Would you buy wind power if somebody provided that close to where you live? The way the system currently works is that you see no benefit at all if wind towers are close to where you live. Because somebody on the complete opposite side of the country only has access to gas power and the national prices are set for the highest price needed anywhere in the country. You are effectively subsidizing those people. Not the other way around. Your rates are high because gas is expensive and has to be shipped in in LNG form these days. No matter where you live in the country.

thrw42A8N a day ago | parent [-]

Gas is expensive because stable demand has been replaced by spikes based on renewable availability. I don't have any opportunity to get any renewable power - it's cold and there's no space for grid scale wind or solar.

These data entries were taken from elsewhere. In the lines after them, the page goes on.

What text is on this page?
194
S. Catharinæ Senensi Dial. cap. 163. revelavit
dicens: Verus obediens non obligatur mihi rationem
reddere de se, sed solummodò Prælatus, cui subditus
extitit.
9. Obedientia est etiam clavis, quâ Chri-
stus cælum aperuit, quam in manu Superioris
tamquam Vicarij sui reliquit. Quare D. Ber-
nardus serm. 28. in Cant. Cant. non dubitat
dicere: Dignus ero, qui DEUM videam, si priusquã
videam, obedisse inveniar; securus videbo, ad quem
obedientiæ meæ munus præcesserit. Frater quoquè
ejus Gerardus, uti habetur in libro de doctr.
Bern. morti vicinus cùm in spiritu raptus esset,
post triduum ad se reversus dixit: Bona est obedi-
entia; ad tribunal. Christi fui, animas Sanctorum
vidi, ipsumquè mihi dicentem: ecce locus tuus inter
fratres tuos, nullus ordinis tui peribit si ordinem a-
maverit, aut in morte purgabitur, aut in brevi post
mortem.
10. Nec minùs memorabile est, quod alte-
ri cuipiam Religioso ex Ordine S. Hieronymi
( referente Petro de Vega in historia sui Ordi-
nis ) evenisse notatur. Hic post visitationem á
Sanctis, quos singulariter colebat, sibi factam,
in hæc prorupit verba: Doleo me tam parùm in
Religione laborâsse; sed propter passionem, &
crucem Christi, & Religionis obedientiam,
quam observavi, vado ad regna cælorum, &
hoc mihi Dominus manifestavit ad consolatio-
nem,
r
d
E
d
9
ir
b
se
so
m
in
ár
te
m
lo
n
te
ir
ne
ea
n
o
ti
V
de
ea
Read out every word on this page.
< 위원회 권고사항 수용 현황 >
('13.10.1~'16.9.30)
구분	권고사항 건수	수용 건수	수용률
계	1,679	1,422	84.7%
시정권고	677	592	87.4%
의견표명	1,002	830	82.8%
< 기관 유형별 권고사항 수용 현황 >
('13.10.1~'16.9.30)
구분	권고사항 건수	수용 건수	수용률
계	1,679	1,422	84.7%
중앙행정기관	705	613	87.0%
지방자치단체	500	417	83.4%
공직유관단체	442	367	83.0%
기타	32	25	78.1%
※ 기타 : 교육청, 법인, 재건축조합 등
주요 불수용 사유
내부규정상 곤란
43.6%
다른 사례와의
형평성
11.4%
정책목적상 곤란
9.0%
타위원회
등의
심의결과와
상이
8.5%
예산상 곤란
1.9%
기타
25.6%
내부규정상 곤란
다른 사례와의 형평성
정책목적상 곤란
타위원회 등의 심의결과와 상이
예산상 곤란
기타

fsh a day ago | parent [-]

This doesn't make any sense. Germany has storage for more than a season's worth of natural gas. The price went up because Russia stopped selling cheap gas to western Europe after its attack on Ukraine.

thrw42A8N a day ago | parent [-]

Myself I'm not affected by this. It's used too much as a counter argument, it's not universally applicable - even in Germany. The price spikes were happening before the war too.

mschuster91 a day ago | parent | prev [-]

> This is how the energy grid operates everywhere, it's not some uniquely German mistake.

The fact that Bavaria keeps sabotaging north-south transmission capacity is a uniquely German mistake, as is the insistence of Bavaria and Baden-Württemberg to keep the single pricing zone.